Shell Programming and Scripting

Assuming /dir1/dir2 has two file

file1
file2

If I get the file name which includes the dir name using command

file_name=`ls -ltr /dir1/dir2/* | grep '^-' | tail -1 | awk '{print $9}' `

then I get file_name which includes the /dir1/dir2 also.

if I want to get just the filename which should be file1 or file2 then how can I do that?

Code:

file_name=`ls -ltr /dir1/dir2 | grep '^-' | tail -1 | awk '{print $9}' `

to avoid the directory path in your variable

This Worked.

file_name=`ls -ltr /dir1/dir2 | grep '^-' | tail -1 | awk '{print $9}' `


>>
I wouldn't use four external commands just the get a filename
>>

Is there an alternate to just get the latest file name from a dir?

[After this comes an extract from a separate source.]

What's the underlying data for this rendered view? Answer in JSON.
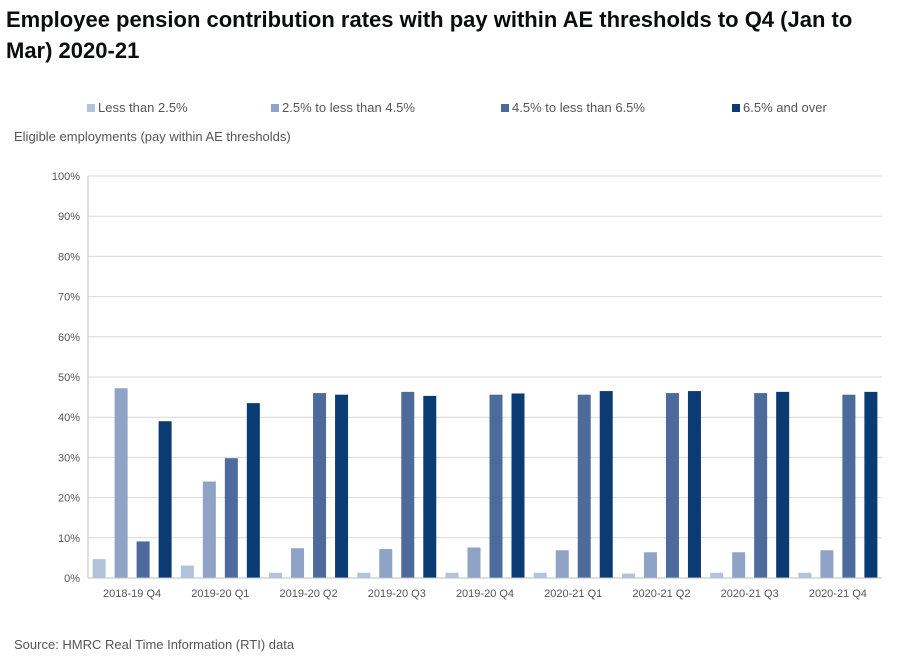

I used grep to just get files from a dir or skip the dirs underneath it, tail -1 gives the latest file name. Awk just prints the name.

Thanks.

As a simple example of how you could simply it, you could get rid of the grep and tail.

Code:

dir=/dir1/dir2  ## adjust to taste
file_name=$(
 ls -t "$dir" |
 while IFS= read -r file
 do
   [ -f "$dir/$file" ] && { printf "%s\n" "$file"; break; }
 done
)